良い場合は、広告・サイン向けの安定需要に加え、工業用途やテキスタイル分野が計画どおり拡大し、高付加価値製品の比率が高まるシナリオである。営業利益率は10%前後を維持し、ROEも15〜20%水準で定着する。市場評価は収益性改善を素直に織り込み、PERは8〜10倍程度で推移すると仮定すると、5年後の株価は2,800円〜3,400円程度まで上昇する展開が想定される。
中間の場合は、主力の広告・看板向けは底堅く推移するものの、新分野の成長は緩やかにとどまるシナリオである。売上高は横ばい圏、営業利益は現在水準近辺を維持し、営業利益率は8〜10%程度で安定する。市場評価は現状並みのPER5〜7倍程度に落ち着き、この場合、5年後の株価は1,700円〜2,200円程度となり、現在値近辺を中心とした推移が想定される。
悪い場合は、設備投資需要の鈍化や競争激化により、プリンタ本体の販売が伸び悩み、利益率が低下するシナリオである。売上高は横ばいから減少に転じ、営業利益率も一桁台前半まで低下する。市場は慎重姿勢を強め、PERが3〜4倍程度まで切り下がると仮定すると、5年後の株価は900円〜1,300円程度まで下落する展開も想定される。
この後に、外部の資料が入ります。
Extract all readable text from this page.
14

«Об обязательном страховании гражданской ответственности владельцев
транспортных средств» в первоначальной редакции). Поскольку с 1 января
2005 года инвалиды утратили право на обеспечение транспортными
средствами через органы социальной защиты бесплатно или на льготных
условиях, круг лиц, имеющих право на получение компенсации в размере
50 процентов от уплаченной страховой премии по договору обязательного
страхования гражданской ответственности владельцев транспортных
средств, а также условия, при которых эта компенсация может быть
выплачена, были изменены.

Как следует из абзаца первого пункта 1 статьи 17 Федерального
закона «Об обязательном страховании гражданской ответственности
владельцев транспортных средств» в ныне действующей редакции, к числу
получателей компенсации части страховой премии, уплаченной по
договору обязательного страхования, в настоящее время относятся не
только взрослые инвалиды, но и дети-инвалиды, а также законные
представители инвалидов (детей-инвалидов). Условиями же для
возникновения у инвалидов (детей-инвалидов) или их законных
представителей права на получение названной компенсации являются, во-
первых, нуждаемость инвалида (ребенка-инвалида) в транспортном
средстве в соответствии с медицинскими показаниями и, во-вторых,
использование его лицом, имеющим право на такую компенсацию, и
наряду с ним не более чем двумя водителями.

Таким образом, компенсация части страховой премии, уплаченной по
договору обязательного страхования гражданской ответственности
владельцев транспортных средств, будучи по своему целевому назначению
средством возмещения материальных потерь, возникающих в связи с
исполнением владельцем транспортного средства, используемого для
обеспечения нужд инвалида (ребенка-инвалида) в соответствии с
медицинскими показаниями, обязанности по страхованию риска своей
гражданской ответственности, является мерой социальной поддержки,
総合すると、ミマキエンジニアリングの株価は現在値1,823.0円において、業績回復と利益体質改善を一定程度織り込んだ水準にある。今後5年間の値動きは、改善した利益率と資本効率をどこまで持続できるか、そして工業用途・テキスタイル・FA分野の育成がどの程度進むかが最大の分岐点となり、安定が続けば上振れ余地を残す一方、環境悪化時には調整余地も併せ持つ銘柄と整理できる。
この記事の最終更新日:2026年2月3日
※本記事は最新の株価データに基づいて作成しています。